What's an algorithmic way to get all possible solutions compatible with given $n_i$? Something implementable in, e.g., Python, is OK for my purposes.
 A: Here goes my own answer (I will leave it unaccepted until someone comes up with a better, more elegant, more efficient, solution).
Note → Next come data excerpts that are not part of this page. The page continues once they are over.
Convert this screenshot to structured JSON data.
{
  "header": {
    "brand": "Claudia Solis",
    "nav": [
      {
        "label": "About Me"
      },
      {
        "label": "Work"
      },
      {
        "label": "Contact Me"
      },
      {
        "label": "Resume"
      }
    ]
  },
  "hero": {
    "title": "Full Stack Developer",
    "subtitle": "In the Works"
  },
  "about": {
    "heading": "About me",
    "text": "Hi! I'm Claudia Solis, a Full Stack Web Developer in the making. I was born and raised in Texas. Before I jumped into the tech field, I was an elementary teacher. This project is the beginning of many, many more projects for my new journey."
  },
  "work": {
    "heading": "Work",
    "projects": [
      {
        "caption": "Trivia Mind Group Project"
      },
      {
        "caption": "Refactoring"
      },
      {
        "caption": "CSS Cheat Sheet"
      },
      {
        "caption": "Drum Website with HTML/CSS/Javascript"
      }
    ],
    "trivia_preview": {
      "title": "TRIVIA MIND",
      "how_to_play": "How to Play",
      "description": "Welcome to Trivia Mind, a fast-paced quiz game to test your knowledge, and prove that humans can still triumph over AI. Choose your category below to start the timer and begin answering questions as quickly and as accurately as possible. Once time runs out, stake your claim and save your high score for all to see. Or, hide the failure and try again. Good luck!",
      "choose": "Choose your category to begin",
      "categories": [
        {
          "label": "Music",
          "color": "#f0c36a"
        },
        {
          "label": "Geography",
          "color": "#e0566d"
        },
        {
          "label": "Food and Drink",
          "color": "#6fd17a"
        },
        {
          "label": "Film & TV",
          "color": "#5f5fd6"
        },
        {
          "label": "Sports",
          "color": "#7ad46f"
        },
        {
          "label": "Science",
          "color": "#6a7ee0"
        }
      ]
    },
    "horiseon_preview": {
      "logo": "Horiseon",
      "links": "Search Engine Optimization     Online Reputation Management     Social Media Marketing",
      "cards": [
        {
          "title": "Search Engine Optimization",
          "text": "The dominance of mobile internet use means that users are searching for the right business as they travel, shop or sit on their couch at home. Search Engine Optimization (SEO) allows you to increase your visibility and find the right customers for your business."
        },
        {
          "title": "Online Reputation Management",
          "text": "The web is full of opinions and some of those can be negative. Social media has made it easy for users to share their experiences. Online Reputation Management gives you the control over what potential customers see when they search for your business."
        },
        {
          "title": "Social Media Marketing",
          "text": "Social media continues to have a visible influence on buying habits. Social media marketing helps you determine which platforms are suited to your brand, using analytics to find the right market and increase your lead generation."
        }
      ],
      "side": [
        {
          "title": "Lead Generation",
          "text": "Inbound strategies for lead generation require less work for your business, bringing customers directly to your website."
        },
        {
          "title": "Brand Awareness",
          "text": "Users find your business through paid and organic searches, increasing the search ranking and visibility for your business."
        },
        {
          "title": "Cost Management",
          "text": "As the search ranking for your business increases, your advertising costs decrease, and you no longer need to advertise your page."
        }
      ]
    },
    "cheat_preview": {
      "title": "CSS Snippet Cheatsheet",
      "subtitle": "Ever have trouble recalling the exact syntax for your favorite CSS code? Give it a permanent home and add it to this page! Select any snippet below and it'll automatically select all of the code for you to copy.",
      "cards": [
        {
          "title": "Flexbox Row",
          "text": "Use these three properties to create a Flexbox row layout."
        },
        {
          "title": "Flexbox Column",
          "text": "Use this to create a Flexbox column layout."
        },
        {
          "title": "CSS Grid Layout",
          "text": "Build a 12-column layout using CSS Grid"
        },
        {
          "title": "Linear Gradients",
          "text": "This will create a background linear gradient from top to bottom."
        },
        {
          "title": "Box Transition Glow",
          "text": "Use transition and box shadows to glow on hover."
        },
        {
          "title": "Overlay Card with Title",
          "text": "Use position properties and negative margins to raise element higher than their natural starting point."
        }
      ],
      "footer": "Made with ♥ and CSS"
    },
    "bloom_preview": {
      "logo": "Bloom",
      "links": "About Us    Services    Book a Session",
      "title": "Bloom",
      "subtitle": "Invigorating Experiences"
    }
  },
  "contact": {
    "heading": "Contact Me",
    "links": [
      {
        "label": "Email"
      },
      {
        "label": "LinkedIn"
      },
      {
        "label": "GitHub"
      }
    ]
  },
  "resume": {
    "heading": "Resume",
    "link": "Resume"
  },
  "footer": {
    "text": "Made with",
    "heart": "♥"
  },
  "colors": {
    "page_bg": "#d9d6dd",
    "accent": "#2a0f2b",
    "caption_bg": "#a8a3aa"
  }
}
As per @Jean-ClaudeArbaut's suggestion in the comments (which however overlooked the $m_i$ should be naturals), I express the matrix in row echelon form and choose 4 parameters (the difference between the dimension [6] and rank [2] of my matrix):
$$
\begin{pmatrix}
n_1 \\
n_2 - 2n_1 \\
m_3 \\
m_4 \\
m_5 \\
m_6
\end{pmatrix}
=
\begin{pmatrix}
1 & 1 & 0 & 0 & 1 & 0 \\
0 & -1 & 2 & 3 & -2 & 1 \\
0 & 0 & 1 & 0 & 0 & 0 \\
0 & 0 & 0 & 1 & 0 & 0 \\
0 & 0 & 0 & 0 & 1 & 0 \\
0 & 0 & 0 & 0 & 0 & 1
\end{pmatrix}
\begin{pmatrix}
m_1 \\
m_2 \\
m_3 \\
m_4 \\
m_5 \\
m_6
\end{pmatrix}
$$
I have chosen $m_3$ to $m_6$ as parameters out of convenience because the two rows of my original matrix allow me to easily establish the bounds to find solutions:
$$
m_3 \in [0,\text{int}(n_2/2)] \\
m_4 \in [0,\text{int}(n_2/3)] \\
m_5 \in [0,n_1] \\
m_6 \in [0,n_2]
$$
where $\text{int}(n)$ stands for the integer part of $n$ (the "floor" function). By inverting my matrix, I obtain a solution generator:
$$
\begin{pmatrix}
m_1 \\
m_2 \\
m_3 \\
m_4 \\
m_5 \\
m_6
\end{pmatrix}
=
\begin{pmatrix}
1 & 1 & -2 & -3 & 1 & -1 \\
0 & -1 & 2 & 3 & -2 & 1 \\
0 & 0 & 1 & 0 & 0 & 0 \\
0 & 0 & 0 & 1 & 0 & 0 \\
0 & 0 & 0 & 0 & 1 & 0 \\
0 & 0 & 0 & 0 & 0 & 1
\end{pmatrix}
\begin{pmatrix}
n_1 \\
n_2 - 2n_1 \\
m_3 \\
m_4 \\
m_5 \\
m_6
\end{pmatrix}
$$
Solutions are generated algorithmically for the fixed $n_i$ and varying $m_3$ to $m_6$ within their predetermined bounds (as given above; more efficient bounds could be determined).
All the valid solutions are those for which $m_i \in \mathcal{N}$, all other solutions (which in this case involve negative $m_i$) are discarded.